Le maire demande que l'on expose au haut de la Maison commune le drapeau qui annonce que la patrie est en danger, et que le drapeau noir soit placé au haut de l'église métropolitaine.

Le conseil-général adopte ces mesures.

Le conseil arrête que ceux de ses membres nommés à cet effet se retireront aussitôt, un dans chaque section, pour y faire lecture de la proclamation qui vient d'être arrêtée, et que demain cette même proclamation se fera dans la ville et carrefours de Paris.

Les administrateurs de police annoncent au conseil que tout est tranquille dans Paris.

Une députation de la section des Lombards vient exposer que cette section a remarqué dans la proclamation qui lui a été lue une exagération dans l'exposé des faits qui pourrait alarmer les citoyens.
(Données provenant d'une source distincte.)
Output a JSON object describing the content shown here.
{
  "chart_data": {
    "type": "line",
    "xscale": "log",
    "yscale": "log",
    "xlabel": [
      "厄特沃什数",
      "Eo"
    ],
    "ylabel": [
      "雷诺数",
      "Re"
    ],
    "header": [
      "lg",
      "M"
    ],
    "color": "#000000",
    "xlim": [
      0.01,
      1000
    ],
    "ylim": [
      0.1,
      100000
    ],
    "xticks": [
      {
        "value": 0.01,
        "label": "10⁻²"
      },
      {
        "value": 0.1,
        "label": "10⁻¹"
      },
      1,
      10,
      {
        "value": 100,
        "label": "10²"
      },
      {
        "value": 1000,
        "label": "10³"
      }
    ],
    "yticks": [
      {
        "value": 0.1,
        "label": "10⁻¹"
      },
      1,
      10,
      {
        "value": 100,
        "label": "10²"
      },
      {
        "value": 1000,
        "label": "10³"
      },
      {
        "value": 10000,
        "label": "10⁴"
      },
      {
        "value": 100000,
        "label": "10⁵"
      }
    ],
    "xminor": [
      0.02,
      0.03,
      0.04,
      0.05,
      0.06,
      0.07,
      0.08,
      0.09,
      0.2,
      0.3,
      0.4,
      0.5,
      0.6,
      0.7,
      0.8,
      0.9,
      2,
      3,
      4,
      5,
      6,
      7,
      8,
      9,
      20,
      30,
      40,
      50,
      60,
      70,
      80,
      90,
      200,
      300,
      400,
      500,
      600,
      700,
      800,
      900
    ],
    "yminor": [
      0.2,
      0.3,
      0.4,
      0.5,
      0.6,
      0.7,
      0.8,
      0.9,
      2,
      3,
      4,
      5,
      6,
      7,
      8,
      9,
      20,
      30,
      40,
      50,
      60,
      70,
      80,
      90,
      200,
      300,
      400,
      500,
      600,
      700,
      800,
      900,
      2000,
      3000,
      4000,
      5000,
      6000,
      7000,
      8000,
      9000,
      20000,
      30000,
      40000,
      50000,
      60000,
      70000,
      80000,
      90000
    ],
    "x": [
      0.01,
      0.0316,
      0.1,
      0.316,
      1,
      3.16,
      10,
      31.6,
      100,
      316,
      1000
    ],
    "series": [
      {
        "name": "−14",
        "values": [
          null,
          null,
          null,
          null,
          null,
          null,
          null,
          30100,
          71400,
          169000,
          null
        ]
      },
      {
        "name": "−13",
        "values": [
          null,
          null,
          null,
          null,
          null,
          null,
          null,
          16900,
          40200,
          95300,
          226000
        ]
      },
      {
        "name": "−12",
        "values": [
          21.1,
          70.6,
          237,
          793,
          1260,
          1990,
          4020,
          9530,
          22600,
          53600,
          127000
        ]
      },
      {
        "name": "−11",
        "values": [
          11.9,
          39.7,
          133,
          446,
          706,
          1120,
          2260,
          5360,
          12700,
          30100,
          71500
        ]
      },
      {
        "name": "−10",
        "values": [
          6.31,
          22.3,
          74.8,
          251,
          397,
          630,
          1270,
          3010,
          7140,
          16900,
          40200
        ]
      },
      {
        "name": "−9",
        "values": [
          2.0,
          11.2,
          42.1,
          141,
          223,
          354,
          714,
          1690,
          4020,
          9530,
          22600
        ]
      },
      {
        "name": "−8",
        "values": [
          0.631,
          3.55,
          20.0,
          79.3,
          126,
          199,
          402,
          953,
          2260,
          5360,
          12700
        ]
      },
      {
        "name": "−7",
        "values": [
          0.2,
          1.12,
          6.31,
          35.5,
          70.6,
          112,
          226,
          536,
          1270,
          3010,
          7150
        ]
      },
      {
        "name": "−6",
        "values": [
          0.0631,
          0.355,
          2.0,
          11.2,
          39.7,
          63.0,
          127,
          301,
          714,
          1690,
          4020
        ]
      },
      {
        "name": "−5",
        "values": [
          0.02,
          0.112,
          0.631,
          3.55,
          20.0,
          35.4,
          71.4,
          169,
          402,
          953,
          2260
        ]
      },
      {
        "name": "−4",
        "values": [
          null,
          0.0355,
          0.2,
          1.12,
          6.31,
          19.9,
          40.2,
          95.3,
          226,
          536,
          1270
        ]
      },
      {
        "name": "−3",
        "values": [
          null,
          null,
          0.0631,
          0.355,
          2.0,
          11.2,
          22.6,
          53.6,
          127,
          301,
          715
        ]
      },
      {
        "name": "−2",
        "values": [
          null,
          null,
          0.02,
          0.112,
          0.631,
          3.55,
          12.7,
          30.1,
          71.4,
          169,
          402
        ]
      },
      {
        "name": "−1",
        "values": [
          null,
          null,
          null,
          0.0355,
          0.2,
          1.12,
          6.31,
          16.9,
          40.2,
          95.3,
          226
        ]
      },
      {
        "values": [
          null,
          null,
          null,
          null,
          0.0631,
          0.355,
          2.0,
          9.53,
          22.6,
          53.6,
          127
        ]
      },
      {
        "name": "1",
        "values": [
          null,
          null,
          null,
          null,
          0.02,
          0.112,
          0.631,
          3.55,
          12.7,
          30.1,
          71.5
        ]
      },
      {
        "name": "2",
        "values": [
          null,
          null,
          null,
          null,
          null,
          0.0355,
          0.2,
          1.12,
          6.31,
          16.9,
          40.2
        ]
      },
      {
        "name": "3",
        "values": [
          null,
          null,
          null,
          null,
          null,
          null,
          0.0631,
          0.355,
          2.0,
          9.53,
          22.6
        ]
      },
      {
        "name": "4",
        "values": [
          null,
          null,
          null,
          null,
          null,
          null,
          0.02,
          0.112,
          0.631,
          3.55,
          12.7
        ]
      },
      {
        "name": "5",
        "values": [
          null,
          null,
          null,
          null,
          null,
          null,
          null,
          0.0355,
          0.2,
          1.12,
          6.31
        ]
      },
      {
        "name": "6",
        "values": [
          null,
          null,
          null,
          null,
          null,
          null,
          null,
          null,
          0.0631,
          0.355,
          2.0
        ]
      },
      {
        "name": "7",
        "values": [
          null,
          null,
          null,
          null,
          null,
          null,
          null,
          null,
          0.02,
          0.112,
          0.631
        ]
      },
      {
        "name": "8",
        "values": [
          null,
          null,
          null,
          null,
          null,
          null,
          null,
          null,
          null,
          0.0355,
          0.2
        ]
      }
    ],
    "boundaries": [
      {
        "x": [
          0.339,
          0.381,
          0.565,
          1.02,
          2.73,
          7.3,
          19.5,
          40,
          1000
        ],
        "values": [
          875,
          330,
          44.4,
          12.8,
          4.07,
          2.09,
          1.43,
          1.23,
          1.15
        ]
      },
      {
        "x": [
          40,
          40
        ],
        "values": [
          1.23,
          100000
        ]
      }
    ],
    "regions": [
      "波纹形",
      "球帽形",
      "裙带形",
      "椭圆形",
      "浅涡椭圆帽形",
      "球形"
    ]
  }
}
La députation conclut à ce que cette proclamation ne soit pas lue demain dans les rues de Paris.

Le maire et le procureur de la Commune, en rétablissant les

expressions de la proclamation, que les commissaires avaient eux-mêmes un peu dénaturées, ont calmé les inquiétudes de la section à cet égard.

La section des Sans-Culottes demande que les barrières soient fermées sur-le-champ, afin que les lâches qui veulent se soustraire au recrutement ne puissent pas s'évader.

Le maire opposé à cette demande l'existence de la loi.

La section de la Butte-des-Moulins a arrêté qu'elle ne délivrerait aucun passe-port avant que le recrutement ne soit totalement effectué.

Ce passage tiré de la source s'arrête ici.